The huge industry has proven so vital to Laos and the region that it now plays a part in how the country deals with its neighbours, with many commentators pointing to illegal timber as a major cause of the long-running feud. date between Laos and Cambodia last year.

Lao Prime Minister Thongloun Sisoulith announced in mid-2016 a ban on illegal timber exports to Vietnam. Although this had the effect of reducing imports across the border in early 2017 to almost a tenth of what they were a year earlier, it is widely assumed that this impact is only on paper. Instead, loggers are believed to be using Cambodia to circumvent the local ban where a similar ban has been less well enforced.

The ban on Thongloun is one of a series of measures aimed at eradicating this practice which have met with varying degrees of success.

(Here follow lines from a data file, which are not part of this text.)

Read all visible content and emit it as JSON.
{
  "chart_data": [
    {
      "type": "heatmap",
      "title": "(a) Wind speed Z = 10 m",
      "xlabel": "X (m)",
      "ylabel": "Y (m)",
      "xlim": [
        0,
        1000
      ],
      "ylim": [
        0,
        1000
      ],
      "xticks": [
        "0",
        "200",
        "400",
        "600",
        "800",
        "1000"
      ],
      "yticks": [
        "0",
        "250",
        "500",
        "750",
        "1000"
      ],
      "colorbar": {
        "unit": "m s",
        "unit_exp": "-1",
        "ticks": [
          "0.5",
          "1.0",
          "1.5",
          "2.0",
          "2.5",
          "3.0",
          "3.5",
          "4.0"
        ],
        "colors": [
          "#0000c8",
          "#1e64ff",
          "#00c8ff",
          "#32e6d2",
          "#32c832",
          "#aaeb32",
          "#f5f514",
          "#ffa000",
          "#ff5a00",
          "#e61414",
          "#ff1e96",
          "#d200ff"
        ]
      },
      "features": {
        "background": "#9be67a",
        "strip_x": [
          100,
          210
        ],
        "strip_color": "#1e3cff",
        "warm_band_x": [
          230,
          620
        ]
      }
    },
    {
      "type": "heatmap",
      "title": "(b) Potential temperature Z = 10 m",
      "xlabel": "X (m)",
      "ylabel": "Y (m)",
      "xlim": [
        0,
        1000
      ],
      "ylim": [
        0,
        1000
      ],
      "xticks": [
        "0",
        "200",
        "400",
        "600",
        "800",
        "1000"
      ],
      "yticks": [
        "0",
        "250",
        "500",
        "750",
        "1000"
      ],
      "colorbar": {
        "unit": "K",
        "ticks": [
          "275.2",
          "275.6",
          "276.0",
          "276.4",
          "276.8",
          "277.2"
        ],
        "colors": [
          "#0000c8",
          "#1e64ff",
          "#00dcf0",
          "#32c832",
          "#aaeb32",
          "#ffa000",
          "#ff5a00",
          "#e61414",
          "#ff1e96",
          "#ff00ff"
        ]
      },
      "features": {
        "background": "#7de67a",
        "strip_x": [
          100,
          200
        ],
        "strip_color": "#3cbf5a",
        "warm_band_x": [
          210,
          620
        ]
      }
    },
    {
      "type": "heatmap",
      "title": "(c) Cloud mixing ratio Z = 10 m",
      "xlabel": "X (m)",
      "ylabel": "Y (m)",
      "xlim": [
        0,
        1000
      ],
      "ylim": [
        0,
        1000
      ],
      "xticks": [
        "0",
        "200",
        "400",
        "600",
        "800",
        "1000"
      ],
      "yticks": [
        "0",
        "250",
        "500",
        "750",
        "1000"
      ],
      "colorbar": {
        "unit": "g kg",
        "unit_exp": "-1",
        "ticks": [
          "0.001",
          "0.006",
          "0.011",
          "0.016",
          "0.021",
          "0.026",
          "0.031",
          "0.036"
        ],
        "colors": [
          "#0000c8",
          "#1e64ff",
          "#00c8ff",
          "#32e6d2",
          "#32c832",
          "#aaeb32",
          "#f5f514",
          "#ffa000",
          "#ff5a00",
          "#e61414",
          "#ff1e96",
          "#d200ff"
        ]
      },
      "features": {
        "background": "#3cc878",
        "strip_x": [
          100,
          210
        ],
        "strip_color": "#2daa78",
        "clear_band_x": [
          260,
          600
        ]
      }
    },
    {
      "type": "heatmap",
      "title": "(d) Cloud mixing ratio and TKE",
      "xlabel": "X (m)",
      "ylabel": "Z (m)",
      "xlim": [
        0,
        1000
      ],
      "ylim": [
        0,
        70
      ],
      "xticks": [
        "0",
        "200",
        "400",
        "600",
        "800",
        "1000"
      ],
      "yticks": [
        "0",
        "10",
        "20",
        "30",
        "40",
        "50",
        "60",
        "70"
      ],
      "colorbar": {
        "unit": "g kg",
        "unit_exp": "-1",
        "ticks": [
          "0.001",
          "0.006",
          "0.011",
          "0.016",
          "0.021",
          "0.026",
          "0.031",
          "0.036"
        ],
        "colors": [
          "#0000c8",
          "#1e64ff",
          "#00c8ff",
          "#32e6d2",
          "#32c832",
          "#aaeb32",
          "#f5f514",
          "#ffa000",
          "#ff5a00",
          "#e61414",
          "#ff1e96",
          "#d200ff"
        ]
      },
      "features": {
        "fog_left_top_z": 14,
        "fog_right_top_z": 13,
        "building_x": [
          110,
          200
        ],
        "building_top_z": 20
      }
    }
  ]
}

Widespread corruption is widely seen as the biggest obstacle to completely ending illegal logging. The extent of corruption in the industry was exposed in May 2017 when the wife of Attapeu Province Governor Nam Viyaketh, Seng Viyaketh, was arrested after allegedly trying to smuggle timber illegally through the border to Vietnam.

Seng Viyaketh vehemently denied the charges to Radio Free Asia, which followed the case closely, but authorities were determined to make an example of the pair. An investigation by RFA found witnesses who suggested that corruption is endemic in Attapeu province, where loggers can pay up to $60,000 per truck to get timber out of the province.

For environmental activists and Laotians eager to see the forests that once covered the country return, reforestation is a Herculean task. The government’s ambitious target to increase forest cover from 42% to 65% by 2020 is likely to fall short, with locals saying RFA’s provincial targets are repeatedly failing by huge margins, citing lack of funding and manpower. An official from the Ministry of Agriculture and Forestry told RFA that continued illegal logging compensates for reforestation efforts.